Hacker News new | ask | show | jobs
by Nextgrid 1340 days ago
I don't see the point of public cloud. In practice, it still requires a sysadmin (now called "DevOps engineers") so it's not any better than rented bare-metal in terms of maintenance overhead, while still being extremely expensive.

Use a managed PaaS to begin with (you pay more but it does genuinely save you time as there is no management overhead), then when you're ready to do things yourself go straight to hosted bare-metal, and only use public cloud services for their managed services that you can't replicate yourself (think Redshift/Athena/Aurora/etc).

1 comments

> so it's not any better than rented bare-metal in terms of maintenance overhead

In my experience the maintenance overhead of the cloud is much lower. My dayjob (B2B SaaS) spent about 75% of the infrastructure team’s time on things like patching switch firmware, balancing UPS loads, diagnosing flaky switch ports or transceivers, managing logging growth, etc. None of that made our products better from a customer perspective.

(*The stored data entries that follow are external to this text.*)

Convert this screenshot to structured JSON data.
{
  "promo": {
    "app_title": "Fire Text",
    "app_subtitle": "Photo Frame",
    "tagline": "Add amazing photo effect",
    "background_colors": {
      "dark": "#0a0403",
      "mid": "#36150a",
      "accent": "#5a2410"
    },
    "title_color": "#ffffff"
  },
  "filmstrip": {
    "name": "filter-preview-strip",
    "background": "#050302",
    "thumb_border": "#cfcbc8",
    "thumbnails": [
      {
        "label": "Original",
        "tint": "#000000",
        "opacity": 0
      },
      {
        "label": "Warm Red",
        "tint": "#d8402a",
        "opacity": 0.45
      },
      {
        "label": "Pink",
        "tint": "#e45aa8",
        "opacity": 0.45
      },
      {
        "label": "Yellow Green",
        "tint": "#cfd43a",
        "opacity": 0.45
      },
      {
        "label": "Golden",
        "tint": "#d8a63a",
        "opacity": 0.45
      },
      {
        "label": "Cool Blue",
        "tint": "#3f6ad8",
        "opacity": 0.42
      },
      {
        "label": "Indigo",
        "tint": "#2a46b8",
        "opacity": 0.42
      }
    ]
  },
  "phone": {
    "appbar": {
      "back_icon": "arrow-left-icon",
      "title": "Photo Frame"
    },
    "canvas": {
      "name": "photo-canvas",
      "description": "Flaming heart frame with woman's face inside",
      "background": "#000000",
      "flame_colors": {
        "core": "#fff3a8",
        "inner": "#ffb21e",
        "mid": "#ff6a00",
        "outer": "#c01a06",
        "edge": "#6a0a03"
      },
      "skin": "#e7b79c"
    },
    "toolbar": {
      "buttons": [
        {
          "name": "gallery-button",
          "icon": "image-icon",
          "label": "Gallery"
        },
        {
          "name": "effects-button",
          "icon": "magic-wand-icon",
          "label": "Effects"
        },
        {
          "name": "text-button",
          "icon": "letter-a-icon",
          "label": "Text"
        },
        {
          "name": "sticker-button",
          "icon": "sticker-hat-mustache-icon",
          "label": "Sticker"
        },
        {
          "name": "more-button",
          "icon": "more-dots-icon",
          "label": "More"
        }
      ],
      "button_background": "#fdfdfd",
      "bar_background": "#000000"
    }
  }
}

Since our cloud move those same infra staff support many more services and apps with much faster turnaround for product teams. And we traded upcoming multi-million capex investments in servers/switches/appliances into a monthly cloud bill that scales much more closely with revenue.

The public cloud is for businesses constrained by people; we simply could not afford to hire enough people to do the same stuff on-prem or in colo.

> patching switch firmware, balancing UPS loads, diagnosing flaky switch ports or transceivers, managing logging growth

I've never had to worry about messing with switches/cabling/UPSes with my Hetzner or OVH servers.

I'm not sure why people always believe that bare-metal == self-managed colo. That's not the case and colo only really makes sense for very large companies who can actually save by buying & managing their own hardware or have specific requirements that dedicated server providers don't offer.

Log growth can be addressed by using a managed service (including AWS Cloudwatch if you really wanted to, but you'd have to be a masochist). Frankly, you'd have the same issue if you were on EC2.

Most of these stated problems just go away if you choose a co-location vs your previous on prem.

Whenever I price out cloud rentals, I consistently find that the fees will equal the cost of the machine in less than a year.